Orientation-Selective Memory Switching in Quasi-1D NbSe3 Neuromorphic Device for Omnibearing Motion Detection

Intelligent neuromorphic hardware holds considerable promise in addressing the growing demand for massive real-time data processing in edge computing. Resistive switching materials with intrinsic anisotropy and a compact design of non-volatile memory devices with the capability of handling spatiotemporally reconstructed data is crucial to perform sophisticated tasks in complex application scenarios. In this study, an anisotropic resistive switching cell with a planar configuration based on lithiated NbSe₃ nanosheets is demonstrated.
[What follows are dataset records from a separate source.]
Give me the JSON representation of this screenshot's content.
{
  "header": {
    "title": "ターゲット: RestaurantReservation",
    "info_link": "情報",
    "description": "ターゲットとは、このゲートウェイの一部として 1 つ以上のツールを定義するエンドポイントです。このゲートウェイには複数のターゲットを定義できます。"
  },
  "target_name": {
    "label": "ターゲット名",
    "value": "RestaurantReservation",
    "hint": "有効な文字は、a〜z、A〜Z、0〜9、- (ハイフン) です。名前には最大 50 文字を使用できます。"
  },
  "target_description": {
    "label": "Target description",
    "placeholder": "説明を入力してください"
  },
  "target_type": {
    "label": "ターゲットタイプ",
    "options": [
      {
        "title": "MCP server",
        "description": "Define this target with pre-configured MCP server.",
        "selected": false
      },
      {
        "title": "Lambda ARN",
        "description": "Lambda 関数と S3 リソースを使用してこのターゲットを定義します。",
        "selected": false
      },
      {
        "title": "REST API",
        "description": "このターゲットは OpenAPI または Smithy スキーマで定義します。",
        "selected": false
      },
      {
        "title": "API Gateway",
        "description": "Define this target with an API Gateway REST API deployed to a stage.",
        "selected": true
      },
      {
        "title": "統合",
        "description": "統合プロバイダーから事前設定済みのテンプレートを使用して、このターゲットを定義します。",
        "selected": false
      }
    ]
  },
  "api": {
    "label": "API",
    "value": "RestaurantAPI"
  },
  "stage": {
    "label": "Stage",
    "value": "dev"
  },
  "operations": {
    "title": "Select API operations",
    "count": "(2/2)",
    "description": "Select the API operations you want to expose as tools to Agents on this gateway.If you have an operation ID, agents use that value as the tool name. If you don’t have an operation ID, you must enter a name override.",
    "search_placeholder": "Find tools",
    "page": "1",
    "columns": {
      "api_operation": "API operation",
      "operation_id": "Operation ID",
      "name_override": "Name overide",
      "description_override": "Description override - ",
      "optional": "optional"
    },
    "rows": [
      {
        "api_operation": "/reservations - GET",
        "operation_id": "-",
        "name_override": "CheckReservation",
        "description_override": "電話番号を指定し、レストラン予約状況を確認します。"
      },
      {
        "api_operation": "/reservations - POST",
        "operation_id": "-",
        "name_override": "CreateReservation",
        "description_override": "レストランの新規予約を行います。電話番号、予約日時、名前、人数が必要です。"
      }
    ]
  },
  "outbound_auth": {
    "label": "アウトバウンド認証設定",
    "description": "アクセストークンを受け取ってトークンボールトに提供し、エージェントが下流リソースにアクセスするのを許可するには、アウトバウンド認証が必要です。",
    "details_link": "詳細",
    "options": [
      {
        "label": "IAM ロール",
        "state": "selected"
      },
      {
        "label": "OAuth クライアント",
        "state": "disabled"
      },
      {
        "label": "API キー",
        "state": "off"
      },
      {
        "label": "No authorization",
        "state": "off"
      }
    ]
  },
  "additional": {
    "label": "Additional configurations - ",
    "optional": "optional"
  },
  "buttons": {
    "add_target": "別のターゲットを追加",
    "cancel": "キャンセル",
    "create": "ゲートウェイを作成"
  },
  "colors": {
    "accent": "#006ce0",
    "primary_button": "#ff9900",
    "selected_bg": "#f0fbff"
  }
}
Benefitting from the highly aligned diffusive channel associated with a quasi-1D van der Waals structure, the memristor patterned along NbSe₃ atomic chains presents robust memory switching behavior with superior stability, particularly the low set/reset voltages (0.4 V/−0.36 V) and extremely small standard deviation (0.041 V/0.051 V), among the best compared to state-of-the-art devices. More importantly, unlike traditional resistive switching materials, anisotropic ion migration in NbSe₃ crystals leads to a high orientation selectivity in the conductance update. Custom-designed neuromorphic hardware contributes to the implementation of omnibearing motion recognition for automatic pilot applications, yielding a high accuracy of 95.9% considering variations. This article presents a new strategy based on NbSe₃ crystals to develop a neuromorphic computing system with intelligent application scenarios.